All of the Bible is For us, but not all of the Bible is directly to us. Becareful to not read the Bible as if every verse is about you. This is the problem with most Bible reading. Remember we have verses directed at Noah. " Go build an Ark". Not every verse is directly to you. There are verses to specific people and specific groups. Every verse has a context and an audience. Every false teaching comes from wrongly applying scripture. When Jesus is speaking, it's not always about you and directly to you. That's what I'm hearing when I hear you preach. " Jesus said to ' us'. This verse is telling ' us'. No. The verse has a context and a specific target. It's specifically referring to Jews at that time. The church is not in view through a great deal of Jesus teachings. The Church only begins in Acts 2
@commonschurch4 күн бұрын
Completely agree that context is important and that’s why we spent the opening establishing that this parable is a response to the disciples’ questions at the start of chapter 24. Without understanding the context you can’t transition to contemporary parallels faithfully.
@MrBazinthenow2 күн бұрын
@@commonschurch The context goes further than just being a response to questions by the diciples. I think that's obvious. It goes further than that. Before we get to any application, it needs to be first established who the audience is. When it's been spoken. To Israel or the church? What biblical timeline is it aimed at?
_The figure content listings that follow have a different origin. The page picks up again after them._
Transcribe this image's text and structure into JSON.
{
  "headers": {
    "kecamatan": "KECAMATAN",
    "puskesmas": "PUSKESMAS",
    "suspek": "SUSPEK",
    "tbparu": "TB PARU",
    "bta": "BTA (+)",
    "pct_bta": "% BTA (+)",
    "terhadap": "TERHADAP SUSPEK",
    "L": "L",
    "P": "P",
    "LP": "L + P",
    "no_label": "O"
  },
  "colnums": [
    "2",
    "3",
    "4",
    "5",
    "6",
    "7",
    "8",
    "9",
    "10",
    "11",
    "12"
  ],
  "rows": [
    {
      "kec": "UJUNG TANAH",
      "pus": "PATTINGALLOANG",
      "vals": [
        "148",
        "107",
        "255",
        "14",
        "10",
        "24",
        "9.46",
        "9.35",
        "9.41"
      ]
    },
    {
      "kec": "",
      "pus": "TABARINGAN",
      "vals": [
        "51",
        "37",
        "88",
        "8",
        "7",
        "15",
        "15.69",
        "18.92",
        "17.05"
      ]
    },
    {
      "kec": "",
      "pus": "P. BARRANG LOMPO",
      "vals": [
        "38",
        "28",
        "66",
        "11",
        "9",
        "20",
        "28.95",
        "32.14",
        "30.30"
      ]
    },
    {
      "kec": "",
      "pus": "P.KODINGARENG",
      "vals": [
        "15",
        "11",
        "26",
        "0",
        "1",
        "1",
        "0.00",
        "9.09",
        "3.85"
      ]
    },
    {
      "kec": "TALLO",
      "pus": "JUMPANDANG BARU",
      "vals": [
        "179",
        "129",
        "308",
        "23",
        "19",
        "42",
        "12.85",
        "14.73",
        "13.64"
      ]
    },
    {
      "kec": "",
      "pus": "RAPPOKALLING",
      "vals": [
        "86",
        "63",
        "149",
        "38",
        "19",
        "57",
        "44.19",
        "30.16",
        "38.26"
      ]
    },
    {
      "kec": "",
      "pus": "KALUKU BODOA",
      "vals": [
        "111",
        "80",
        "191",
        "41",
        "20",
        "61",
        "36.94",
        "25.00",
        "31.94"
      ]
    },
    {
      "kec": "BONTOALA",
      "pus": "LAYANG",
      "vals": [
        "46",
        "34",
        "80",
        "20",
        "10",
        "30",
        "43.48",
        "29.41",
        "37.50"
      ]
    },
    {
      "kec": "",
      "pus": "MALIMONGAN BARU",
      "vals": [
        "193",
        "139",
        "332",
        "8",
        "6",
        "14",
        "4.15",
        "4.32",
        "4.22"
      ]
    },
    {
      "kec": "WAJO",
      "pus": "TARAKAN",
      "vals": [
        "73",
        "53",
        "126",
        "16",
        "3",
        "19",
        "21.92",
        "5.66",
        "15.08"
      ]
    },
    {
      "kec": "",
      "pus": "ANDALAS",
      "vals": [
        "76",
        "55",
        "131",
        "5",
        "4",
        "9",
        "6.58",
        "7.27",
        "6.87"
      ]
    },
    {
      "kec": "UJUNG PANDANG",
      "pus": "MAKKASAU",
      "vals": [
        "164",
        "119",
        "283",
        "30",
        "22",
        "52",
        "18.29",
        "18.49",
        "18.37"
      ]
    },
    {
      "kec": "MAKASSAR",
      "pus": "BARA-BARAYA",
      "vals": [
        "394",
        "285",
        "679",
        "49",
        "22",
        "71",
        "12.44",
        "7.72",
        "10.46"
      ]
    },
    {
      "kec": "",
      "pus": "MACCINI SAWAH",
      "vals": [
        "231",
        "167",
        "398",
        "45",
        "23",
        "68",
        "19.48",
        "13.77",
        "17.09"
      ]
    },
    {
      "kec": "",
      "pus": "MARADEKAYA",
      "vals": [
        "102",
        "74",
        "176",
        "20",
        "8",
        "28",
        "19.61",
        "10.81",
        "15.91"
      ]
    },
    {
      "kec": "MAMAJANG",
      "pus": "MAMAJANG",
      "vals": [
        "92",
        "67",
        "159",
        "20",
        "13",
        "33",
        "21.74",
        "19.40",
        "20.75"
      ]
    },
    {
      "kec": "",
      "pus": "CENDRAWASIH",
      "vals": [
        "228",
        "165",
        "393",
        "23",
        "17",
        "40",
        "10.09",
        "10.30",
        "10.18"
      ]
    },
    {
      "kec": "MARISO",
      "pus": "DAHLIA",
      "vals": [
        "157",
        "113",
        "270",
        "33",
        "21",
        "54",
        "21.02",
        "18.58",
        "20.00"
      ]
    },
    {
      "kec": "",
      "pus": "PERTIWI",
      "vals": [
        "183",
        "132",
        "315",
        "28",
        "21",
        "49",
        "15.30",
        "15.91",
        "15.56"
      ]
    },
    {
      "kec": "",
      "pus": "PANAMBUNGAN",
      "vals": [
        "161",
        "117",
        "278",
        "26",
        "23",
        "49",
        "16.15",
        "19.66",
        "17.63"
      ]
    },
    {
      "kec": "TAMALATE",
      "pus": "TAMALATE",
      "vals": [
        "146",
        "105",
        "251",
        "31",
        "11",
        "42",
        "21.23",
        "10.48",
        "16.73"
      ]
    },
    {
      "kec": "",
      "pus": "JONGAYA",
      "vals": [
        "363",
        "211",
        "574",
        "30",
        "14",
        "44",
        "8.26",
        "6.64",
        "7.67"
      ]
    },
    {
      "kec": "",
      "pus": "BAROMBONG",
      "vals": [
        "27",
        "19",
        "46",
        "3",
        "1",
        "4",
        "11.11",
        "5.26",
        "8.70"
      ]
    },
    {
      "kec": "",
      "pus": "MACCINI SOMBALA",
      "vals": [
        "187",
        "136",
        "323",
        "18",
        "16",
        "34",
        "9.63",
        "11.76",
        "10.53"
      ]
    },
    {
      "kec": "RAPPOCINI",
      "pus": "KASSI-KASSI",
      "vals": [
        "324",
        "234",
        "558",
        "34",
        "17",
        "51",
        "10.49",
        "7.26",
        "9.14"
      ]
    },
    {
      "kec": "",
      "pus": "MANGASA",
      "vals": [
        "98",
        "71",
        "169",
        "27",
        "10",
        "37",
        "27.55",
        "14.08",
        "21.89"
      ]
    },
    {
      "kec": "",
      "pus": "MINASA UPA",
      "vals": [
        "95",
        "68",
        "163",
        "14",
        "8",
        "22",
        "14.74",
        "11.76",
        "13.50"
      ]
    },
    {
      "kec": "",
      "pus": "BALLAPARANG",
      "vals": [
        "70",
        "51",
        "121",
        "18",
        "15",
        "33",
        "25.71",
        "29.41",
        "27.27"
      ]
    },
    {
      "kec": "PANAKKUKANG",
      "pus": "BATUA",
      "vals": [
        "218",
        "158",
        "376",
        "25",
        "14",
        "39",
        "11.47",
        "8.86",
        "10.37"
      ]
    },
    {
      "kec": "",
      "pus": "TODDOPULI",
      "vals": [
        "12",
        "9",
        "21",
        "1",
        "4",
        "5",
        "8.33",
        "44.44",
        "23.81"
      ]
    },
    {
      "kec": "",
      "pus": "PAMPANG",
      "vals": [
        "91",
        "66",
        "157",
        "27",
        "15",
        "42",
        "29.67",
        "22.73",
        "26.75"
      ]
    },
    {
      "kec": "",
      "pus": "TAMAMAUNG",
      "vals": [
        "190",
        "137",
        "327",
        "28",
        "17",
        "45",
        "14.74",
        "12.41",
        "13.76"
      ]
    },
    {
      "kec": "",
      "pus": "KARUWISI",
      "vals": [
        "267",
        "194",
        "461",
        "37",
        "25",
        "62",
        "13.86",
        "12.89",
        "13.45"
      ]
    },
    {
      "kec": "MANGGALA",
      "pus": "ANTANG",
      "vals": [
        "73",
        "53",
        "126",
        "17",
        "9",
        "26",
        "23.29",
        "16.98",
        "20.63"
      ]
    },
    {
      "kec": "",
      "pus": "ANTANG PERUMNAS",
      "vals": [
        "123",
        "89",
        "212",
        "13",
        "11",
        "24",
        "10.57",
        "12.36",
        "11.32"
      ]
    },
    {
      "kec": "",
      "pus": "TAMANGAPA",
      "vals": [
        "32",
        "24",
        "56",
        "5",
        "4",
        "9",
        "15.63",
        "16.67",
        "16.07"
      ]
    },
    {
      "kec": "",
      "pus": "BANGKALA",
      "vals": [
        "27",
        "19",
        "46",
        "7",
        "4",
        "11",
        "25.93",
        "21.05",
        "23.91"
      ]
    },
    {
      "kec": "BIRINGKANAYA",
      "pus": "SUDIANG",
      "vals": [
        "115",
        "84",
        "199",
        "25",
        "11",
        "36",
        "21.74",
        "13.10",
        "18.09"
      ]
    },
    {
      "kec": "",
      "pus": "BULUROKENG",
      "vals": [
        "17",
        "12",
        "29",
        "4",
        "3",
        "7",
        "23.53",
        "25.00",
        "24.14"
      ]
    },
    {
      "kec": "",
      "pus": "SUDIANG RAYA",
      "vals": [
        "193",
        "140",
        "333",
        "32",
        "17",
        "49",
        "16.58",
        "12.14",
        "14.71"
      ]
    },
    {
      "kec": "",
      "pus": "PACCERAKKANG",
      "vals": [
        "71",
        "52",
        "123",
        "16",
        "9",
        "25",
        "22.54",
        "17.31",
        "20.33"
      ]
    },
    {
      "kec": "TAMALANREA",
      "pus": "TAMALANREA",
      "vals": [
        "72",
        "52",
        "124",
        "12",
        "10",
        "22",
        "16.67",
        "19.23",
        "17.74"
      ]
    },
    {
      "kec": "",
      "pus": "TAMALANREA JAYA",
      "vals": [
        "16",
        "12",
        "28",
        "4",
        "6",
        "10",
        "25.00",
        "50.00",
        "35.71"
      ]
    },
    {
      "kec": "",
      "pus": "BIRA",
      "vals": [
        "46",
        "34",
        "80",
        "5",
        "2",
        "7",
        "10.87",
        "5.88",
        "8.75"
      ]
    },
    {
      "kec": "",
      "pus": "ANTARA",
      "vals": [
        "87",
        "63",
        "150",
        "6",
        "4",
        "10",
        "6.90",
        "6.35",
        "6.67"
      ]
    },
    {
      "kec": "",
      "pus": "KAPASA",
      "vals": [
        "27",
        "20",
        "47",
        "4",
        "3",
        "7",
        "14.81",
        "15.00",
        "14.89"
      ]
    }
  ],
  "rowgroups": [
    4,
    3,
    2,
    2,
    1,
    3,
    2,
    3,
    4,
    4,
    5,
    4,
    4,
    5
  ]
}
There is a rabid compulsion within churchinity to go straight to application as every verse is directly to ' us'. A narcissistic reading of scripture in which we are always been spoken to directly
@commonschurch2 күн бұрын
All of that is true, and yet Jesus teaches from within a tradition where there is a long and rich history of appropriating stories and applying them to new context. In fact, I might even argue that in using the Jewish genre of mashal (parable) Jesus explicitly invites us to reappropriate his tales for our lives. While, I do agree that too often we make sweeping statements like “this parable is about…“ Or “this parable means…“ but the problem there is that those statements clamp down the parable to a specific interpretation rather than open them up to our imagination as a parable should. Grace and peace.